Pourquoi le diagnostic change la vie

Recevoir un diagnostic d’autisme à l’âge adulte peut être un soulagement. Cela permet de mettre des mots sur des difficultés vécues depuis l’enfance, de trouver des stratégies adaptées et de se sentir moins seule. Des associations comme Autisme France ou Femmes Autistes offrent des ressources précieuses.

Ce qu'on oublie souvent sur l'autisme féminin

On oublie que le masquage social n’est pas un choix, mais une adaptation forcée. On oublie aussi que les femmes autistes peuvent avoir une vie sociale active, des amis, un conjoint.

Note importante

Leur autisme est simplement moins visible. Enfin, on oublie que le sous-diagnostic a des conséquences : absence d’aménagements scolaires, errance médicale, santé mentale fragilisée.

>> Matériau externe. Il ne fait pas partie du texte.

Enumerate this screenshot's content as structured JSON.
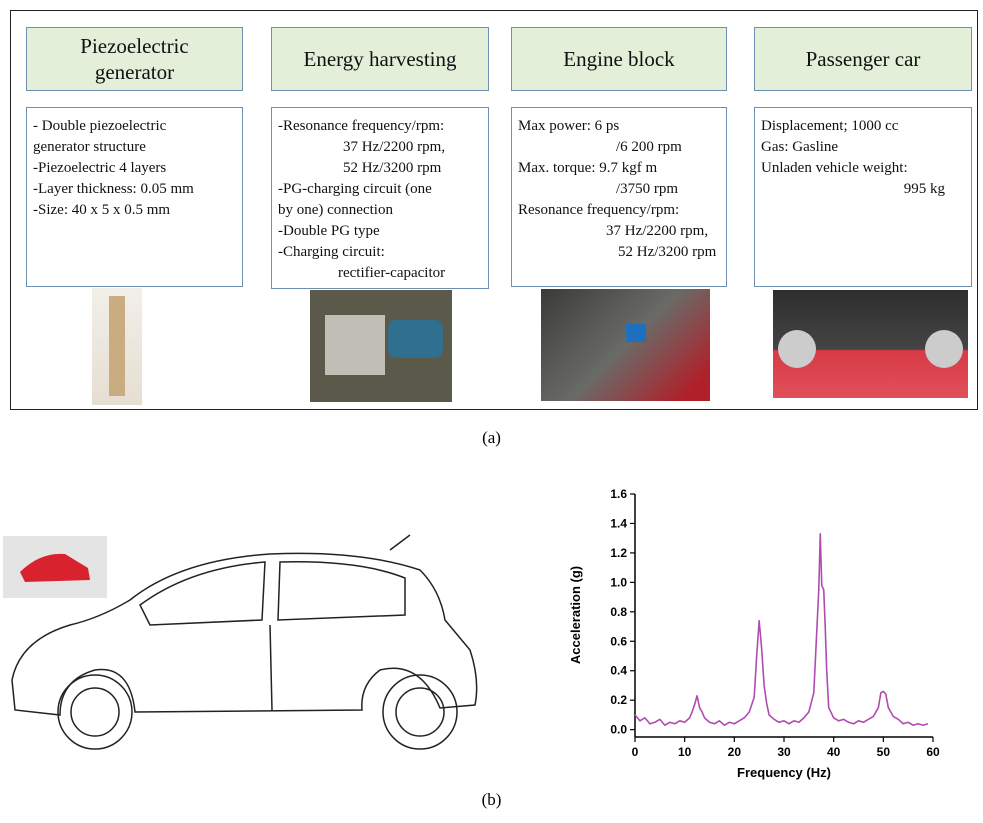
{
  "panel_a": {
    "columns": [
      {
        "header": "Piezoelectric generator",
        "lines": [
          "- Double piezoelectric",
          "generator structure",
          "-Piezoelectric 4 layers",
          "-Layer thickness: 0.05 mm",
          "-Size: 40 x 5 x 0.5 mm"
        ]
      },
      {
        "header": "Energy harvesting",
        "lines": [
          "-Resonance frequency/rpm:",
          "37 Hz/2200 rpm,",
          "52 Hz/3200 rpm",
          "-PG-charging circuit (one",
          "by one) connection",
          "-Double PG type",
          "-Charging circuit:",
          "rectifier-capacitor"
        ]
      },
      {
        "header": "Engine block",
        "lines": [
          "Max power: 6 ps",
          "/6 200 rpm",
          "Max. torque: 9.7 kgf m",
          "/3750 rpm",
          "Resonance frequency/rpm:",
          "37 Hz/2200 rpm,",
          "52 Hz/3200 rpm"
        ]
      },
      {
        "header": "Passenger car",
        "lines": [
          "Displacement; 1000 cc",
          "Gas: Gasline",
          "Unladen vehicle weight:",
          "995 kg"
        ]
      }
    ],
    "label": "(a)"
  },
  "panel_b": {
    "label": "(b)"
  },
  "chart_data": {
    "type": "line",
    "xlabel": "Frequency (Hz)",
    "ylabel": "Acceleration (g)",
    "color": "#b04cb0",
    "x": [
      0,
      1,
      2,
      3,
      4,
      5,
      6,
      7,
      8,
      9,
      10,
      11,
      11.5,
      12,
      12.5,
      13,
      13.5,
      14,
      15,
      16,
      17,
      18,
      19,
      20,
      21,
      22,
      23,
      24,
      24.5,
      25,
      25.5,
      26,
      26.5,
      27,
      28,
      29,
      30,
      31,
      32,
      33,
      34,
      35,
      36,
      36.5,
      37,
      37.3,
      37.6,
      38,
      38.3,
      38.6,
      39,
      40,
      41,
      42,
      43,
      44,
      45,
      46,
      47,
      48,
      49,
      49.5,
      50,
      50.5,
      51,
      52,
      53,
      54,
      55,
      56,
      57,
      58,
      59
    ],
    "values": [
      0.1,
      0.06,
      0.08,
      0.04,
      0.05,
      0.07,
      0.03,
      0.05,
      0.04,
      0.06,
      0.05,
      0.08,
      0.12,
      0.17,
      0.23,
      0.15,
      0.12,
      0.08,
      0.05,
      0.04,
      0.06,
      0.03,
      0.05,
      0.04,
      0.06,
      0.08,
      0.12,
      0.22,
      0.5,
      0.74,
      0.55,
      0.3,
      0.18,
      0.1,
      0.07,
      0.05,
      0.06,
      0.04,
      0.06,
      0.05,
      0.08,
      0.12,
      0.25,
      0.6,
      0.95,
      1.33,
      0.98,
      0.95,
      0.7,
      0.4,
      0.15,
      0.08,
      0.06,
      0.07,
      0.05,
      0.04,
      0.06,
      0.05,
      0.07,
      0.09,
      0.15,
      0.25,
      0.26,
      0.24,
      0.15,
      0.09,
      0.07,
      0.04,
      0.05,
      0.03,
      0.04,
      0.03,
      0.04
    ],
    "xlim": [
      0,
      60
    ],
    "ylim": [
      -0.05,
      1.6
    ],
    "xticks": [
      0,
      10,
      20,
      30,
      40,
      50,
      60
    ],
    "yticks": [
      {
        "value": 0,
        "label": "0.0"
      },
      0.2,
      0.4,
      0.6,
      0.8,
      {
        "value": 1,
        "label": "1.0"
      },
      1.2,
      1.4,
      1.6
    ]
  }
}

Il est urgent de former les professionnels de santé à reconnaître l’autisme au féminin.

Une nuance importante

Attention : toutes les femmes autistes ne masquent pas, et toutes ne correspondent pas au stéréotype de la fille discrète et introvertie. Certaines ont des comportements plus visibles, d’autres ont des troubles associés comme une déficience intellectuelle.

Note importante

Le spectre autistique est large, et chaque personne est unique. Le masquage est une réalité fréquente, mais pas universelle. Il faut donc éviter de créer un nouveau stéréotype du “profil féminin typique”.

Ce qu'il faut retenir

L’autisme n’est pas une maladie de garçons

Les femmes autistes existent, mais elles sont souvent invisibles parce qu’elles apprennent dès l’enfance à masquer leurs différences. Ce masquage est une stratégie de survie sociale qui a un coût élevé : épuisement, anxiété, dépression.

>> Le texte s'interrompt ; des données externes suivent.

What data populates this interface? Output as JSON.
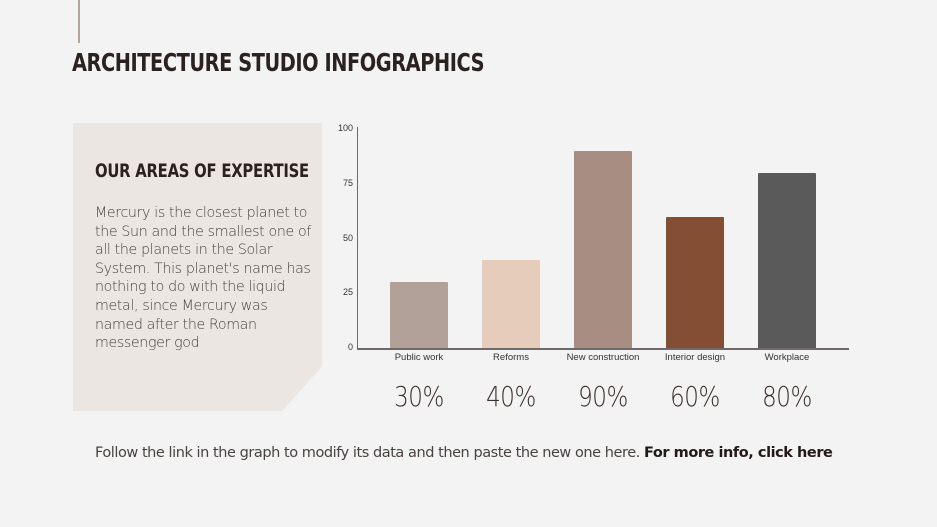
{
  "header": {
    "title": "ARCHITECTURE STUDIO INFOGRAPHICS"
  },
  "card": {
    "heading": "OUR AREAS OF EXPERTISE",
    "body": "Mercury is the closest planet to the Sun and the smallest one of all the planets in the Solar System. This planet's name has nothing to do with the liquid metal, since Mercury was named after the Roman messenger god"
  },
  "percentages": [
    "30%",
    "40%",
    "90%",
    "60%",
    "80%"
  ],
  "footer": {
    "text": "Follow the link in the graph to modify its data and then paste the new one here. ",
    "link": "For more info, click here"
  },
  "colors": {
    "background": "#f3f3f3",
    "card": "#ebe6e2",
    "accent_line": "#b5a49c",
    "title": "#2b211e"
  },
  "chart_data": {
    "type": "bar",
    "title": "",
    "xlabel": "",
    "ylabel": "",
    "ylim": [
      0,
      100
    ],
    "yticks": [
      0,
      25,
      50,
      75,
      100
    ],
    "categories": [
      "Public work",
      "Reforms",
      "New construction",
      "Interior design",
      "Workplace"
    ],
    "values": [
      30,
      40,
      90,
      60,
      80
    ],
    "bar_colors": [
      "#b1a199",
      "#e6cdbb",
      "#a88e82",
      "#834e33",
      "#5a5a5a"
    ],
    "grid": false,
    "legend": "none"
  }
}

Pourquoi le diagnostic est si important

Un diagnostic tardif peut priver une personne de soutien adapté pendant des années. Beaucoup de femmes autistes reçoivent d’abord des diagnostics erronés (trouble de la personnalité, anxiété généralisée) avant de découvrir leur autisme à l’âge adulte. Ce retard a des conséquences sur leur estime de soi et leur santé mentale.

Comment reconnaître l’autisme féminin

  • Intérêts intenses mais socialement acceptés (ex : littérature, animaux).
  • Compétences sociales apprises plutôt qu’innées.
  • Sensibilité sensorielle souvent cachée.
  • Épuisement social après des interactions.
  • Sentiment d’être différente sans comprendre pourquoi.

Un message d’espoir

De plus en plus de femmes autistes prennent la parole et partagent leur expérience. Des associations comme Femmes Autistes ou Autism Women’s Network œuvrent pour une meilleure reconnaissance. Si vous vous reconnaissez dans ces descriptions, n’hésitez pas à consulter un professionnel formé à l’autisme. Se comprendre soi-même est le premier pas vers une vie plus sereine.